CMK version:
2.0.0p23
OS version:
Ubuntu 20.04.4 LTS
Error message:
Backup completed, it was running for 5 m from 2022-05-15 23:02:01 till 2022-05-15 23:07:04, Size: 210.69 MB, Next run: 2022-05-16 00:02:00CRIT
Every time the checkmk backup runs on our site we get the above status: The backup itself seems to have completed so I wouldn’t expect the CRIT status; viewing backup log (Setup > Maintenance:Backups > icon for “Show current / last state of this backup job”),
2022-05-15 23:02:01 --- Starting backup (Check_MK-ssfdb5-sheffieldsolar-checkmk_backup0 to checkmk_target0) ---
2022-05-15 23:07:04 Verifying backup consistency
2022-05-15 23:07:04 Cleaning up previously completed backup
2022-05-15 23:07:04 --- Backup completed (Duration: 0:05:03, Size: 210.69 MB, IO: 740.66 kB/s) ---
(we can also see the resultant backup file in the configured backup directory) but despite this checkMK leaves the backup in a CRIT alert state.
I notice a few other posts in this forum that may be the same problem; their threads all look to have automatically closed before finding a resolution to the issue posted (such as CRIT - Backup completed or Check_Mk backup daily : it has succed in the backup section but the plugins says it has failed)
The site is set to the Europe/London timezone, currently in BST (UTC+1).
I speculate that the issue is something to do with time arithmetic or comparison. Backups are currently set for 00:02 every day. Note how checkmk’s report describes the backup as running for 5 m from 2022-05-15 23:02:01 till 2022-05-15 23:07:04, but then mentions the Next run: 2022-05-16 00:02:00. The former are the UTC times, the latter is a BST (UTC+1) time. The latter is in fact not the start of the next backup, but the start of the backup just completed (e.g. 2022-05-15 23:02 UTC == 2022-05-16 00:02 BST), which will lead mkbackup to think that the next backup is due to start before ‘now’ (more explanation below).

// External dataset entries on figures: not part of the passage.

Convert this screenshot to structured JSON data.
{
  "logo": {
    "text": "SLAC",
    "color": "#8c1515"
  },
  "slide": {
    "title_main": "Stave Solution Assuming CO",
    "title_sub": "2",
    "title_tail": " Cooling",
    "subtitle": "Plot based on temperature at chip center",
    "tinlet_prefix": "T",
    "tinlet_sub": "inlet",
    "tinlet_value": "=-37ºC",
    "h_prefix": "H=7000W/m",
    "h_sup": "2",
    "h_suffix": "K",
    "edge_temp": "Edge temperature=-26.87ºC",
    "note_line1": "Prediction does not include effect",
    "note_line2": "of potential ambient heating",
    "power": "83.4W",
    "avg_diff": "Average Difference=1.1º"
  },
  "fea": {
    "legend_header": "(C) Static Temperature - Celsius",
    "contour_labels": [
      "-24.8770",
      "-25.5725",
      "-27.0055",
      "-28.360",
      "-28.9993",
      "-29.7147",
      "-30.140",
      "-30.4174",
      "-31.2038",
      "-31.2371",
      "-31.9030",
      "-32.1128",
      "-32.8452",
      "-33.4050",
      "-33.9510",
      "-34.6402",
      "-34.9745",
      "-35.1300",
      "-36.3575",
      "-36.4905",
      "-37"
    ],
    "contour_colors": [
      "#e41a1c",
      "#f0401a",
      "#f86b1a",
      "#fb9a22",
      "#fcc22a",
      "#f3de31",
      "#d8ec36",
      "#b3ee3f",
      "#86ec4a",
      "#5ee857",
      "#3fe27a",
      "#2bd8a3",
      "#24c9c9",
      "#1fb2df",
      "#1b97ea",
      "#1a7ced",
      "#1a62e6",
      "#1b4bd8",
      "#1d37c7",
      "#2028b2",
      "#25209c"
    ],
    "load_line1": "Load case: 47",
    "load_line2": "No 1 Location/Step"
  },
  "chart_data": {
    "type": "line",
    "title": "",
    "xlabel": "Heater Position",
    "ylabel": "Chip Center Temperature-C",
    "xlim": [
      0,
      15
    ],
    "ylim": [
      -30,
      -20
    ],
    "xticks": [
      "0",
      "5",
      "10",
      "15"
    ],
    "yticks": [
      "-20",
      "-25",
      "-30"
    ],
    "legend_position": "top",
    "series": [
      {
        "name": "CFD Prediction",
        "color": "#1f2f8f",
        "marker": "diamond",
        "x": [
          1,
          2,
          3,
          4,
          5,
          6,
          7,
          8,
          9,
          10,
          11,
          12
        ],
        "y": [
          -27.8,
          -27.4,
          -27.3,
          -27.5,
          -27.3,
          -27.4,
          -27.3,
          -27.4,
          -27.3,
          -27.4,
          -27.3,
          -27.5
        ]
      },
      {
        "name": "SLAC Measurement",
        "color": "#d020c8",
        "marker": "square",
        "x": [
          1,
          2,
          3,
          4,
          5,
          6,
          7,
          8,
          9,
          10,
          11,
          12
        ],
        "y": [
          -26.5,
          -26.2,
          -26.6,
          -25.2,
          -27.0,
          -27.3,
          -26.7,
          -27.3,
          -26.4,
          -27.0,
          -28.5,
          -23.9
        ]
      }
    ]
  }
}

Looking at the program reporting the backup results (and I believe triggering the CRIT status) in /opt/omd/sites/sitename/share/check_mk/checks/mkbackup
, the lines 92-101 look particularly relevant,
next_run = job_state["next_schedule"]
if next_run == "disabled":
yield 1, "Schedule is currently disabled"
elif next_run is not None:
if next_run < time.time():
state = 2
else:
state = 0
yield state, "Next run: %s" % get_timestamp_human_readable(next_run)
so assuming that a state
of 2 equates to a CRIT, this can be caused by next_run
being set to the time of the just-completed backup rather than the next one. I suggest that this could be why these erroneous CRIT alerts occur. next_run
comes from job_state["next_schedule"]
but I haven’t fully understood where job_state
comes from yet.
I tried digging further and downloaded the source of check_MK but started to get lost reading the code; cmk/utils/schedule.py
was looking like it might be relevant.
Update: I’ve found that the server is set to Europe/London in /etc/timezone (so BST) but UTC in $OMD_ROOT/etc/environment, so if check_MK is doing any date-time checks ‘naively’ - i.e. without considering the timezone, or without having normalised date-times to (say) UTC - then this might explain the behaviour in case the dates being compared had different timezones connected to them. If so that would still be a bug.
Any thoughts? Anyone else seeing this issue?